Somehow Ruggero also found time to go often to the opera and the symphony, and to visit, wherever he went, museums, art galleries, and restaurants. He had a special affection for the southern part of Marin County, California, its towns and their unusual churches — works of art in themselves. On Sunday mornings he walked the streets of Berkeley. He was an omnivorous reader. Along with his scholarly reading, he enjoyed books of animal lore and biographies of illustrious personages of past and present. True to his affinity for the theater, he was passionately fond of reading the lives of opera singers and movie stars — he was a devoted and unabashed fan of Joan Crawford.

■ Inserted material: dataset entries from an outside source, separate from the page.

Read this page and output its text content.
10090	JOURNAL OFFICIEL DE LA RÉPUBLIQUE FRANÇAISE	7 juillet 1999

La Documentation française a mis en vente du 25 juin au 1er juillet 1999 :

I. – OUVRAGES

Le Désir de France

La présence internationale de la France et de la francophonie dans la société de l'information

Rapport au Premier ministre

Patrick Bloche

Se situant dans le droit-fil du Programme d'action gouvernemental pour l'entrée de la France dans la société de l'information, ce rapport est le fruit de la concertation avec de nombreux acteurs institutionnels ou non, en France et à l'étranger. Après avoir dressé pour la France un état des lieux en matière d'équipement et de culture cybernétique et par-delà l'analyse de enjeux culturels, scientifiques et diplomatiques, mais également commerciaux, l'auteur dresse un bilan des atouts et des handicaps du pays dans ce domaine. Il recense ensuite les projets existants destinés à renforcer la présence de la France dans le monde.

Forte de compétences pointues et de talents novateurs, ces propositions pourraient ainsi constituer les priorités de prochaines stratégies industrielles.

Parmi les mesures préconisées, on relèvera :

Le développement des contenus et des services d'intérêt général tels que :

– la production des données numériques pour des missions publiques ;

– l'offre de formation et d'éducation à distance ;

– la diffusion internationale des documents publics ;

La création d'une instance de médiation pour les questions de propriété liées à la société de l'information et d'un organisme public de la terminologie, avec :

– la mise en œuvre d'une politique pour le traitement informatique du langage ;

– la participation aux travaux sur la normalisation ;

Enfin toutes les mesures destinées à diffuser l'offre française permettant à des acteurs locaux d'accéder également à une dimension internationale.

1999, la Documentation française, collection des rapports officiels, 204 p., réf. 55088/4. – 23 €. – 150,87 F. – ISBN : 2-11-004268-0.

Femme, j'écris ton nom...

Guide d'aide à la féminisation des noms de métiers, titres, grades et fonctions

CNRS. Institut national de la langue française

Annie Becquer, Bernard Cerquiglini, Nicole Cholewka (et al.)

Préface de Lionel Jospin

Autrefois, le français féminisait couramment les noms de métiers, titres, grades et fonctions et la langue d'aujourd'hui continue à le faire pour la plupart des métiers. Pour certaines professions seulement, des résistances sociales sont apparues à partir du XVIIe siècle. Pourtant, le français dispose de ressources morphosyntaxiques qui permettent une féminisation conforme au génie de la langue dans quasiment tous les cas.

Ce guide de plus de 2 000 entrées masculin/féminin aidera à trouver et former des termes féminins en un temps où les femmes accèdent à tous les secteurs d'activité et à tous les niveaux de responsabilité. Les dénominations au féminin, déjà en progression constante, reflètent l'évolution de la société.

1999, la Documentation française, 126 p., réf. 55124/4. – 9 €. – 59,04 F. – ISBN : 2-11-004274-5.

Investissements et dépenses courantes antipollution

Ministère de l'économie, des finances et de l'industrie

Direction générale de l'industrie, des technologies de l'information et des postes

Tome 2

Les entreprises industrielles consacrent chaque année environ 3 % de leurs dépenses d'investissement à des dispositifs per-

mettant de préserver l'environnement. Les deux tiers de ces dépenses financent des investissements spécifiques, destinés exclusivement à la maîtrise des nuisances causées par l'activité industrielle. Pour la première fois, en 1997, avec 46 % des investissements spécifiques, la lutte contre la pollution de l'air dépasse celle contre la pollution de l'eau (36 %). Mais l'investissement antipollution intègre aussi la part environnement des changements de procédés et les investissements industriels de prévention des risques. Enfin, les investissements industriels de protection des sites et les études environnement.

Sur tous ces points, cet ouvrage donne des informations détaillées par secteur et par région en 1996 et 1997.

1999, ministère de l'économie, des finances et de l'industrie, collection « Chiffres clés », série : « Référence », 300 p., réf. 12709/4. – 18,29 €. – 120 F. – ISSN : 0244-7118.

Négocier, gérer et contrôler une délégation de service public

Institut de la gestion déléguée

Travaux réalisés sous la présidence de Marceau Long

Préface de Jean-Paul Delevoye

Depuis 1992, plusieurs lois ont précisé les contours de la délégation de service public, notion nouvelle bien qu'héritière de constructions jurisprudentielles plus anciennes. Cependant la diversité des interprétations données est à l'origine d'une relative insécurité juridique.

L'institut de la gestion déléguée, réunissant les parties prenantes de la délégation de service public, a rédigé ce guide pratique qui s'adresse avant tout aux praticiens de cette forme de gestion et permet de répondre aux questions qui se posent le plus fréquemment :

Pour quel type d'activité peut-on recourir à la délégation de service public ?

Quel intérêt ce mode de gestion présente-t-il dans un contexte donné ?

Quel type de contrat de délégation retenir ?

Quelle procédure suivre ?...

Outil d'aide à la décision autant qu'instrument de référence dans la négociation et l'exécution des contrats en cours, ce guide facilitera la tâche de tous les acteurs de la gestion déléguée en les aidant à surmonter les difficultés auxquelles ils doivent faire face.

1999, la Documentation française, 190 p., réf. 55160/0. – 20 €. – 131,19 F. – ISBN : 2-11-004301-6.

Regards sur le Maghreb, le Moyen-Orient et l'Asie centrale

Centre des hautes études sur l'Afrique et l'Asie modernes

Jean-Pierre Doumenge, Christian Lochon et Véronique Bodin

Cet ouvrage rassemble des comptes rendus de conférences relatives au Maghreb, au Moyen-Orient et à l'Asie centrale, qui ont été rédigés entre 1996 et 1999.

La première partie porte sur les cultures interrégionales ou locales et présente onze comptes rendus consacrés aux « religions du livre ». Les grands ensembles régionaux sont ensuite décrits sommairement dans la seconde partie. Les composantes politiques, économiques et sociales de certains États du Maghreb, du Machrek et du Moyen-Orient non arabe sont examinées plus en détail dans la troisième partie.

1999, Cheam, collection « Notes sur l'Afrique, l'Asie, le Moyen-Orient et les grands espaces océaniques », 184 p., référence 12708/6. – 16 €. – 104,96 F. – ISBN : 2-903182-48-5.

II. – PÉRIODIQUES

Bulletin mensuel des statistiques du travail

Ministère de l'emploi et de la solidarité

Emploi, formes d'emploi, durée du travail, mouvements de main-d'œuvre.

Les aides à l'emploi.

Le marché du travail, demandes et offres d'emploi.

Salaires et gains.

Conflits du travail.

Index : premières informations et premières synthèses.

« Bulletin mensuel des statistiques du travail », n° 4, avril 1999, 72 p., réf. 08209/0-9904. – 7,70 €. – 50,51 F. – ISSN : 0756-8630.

Ruggero was also a poet, a lyric poet. He was shy about sharing his poetry with others, and, except for a few poems that appeared in estimable periodicals in America and Italy, it was only in the last few years of his life that he published some of it, in three small but precious volumes. In fact, despite his expertise in, and passion for, a large variety of learned matters, he was a poet most of all. He was able, two weeks before his death, to present his third volume to a select group of academics and aficionados of poetry in a library in Florence.
Ruggero seldom let a year go by without spending an extended period of time in his native land. He loved Italy, of course; but he loved America too. Late in his life, when it became possible to hold dual citizenship in Italy and the United States, he lost no time in becoming a U.S. citizen. He succumbed to cancer in the town of his birth, on May 5, 2005, succored by his three devoted surviving sisters. His will specified his wish to have his ashes strewn over Marin County. They were brought back from Italy by a devoted friend who years earlier had been his student, and his wish was fulfilled in May 2005.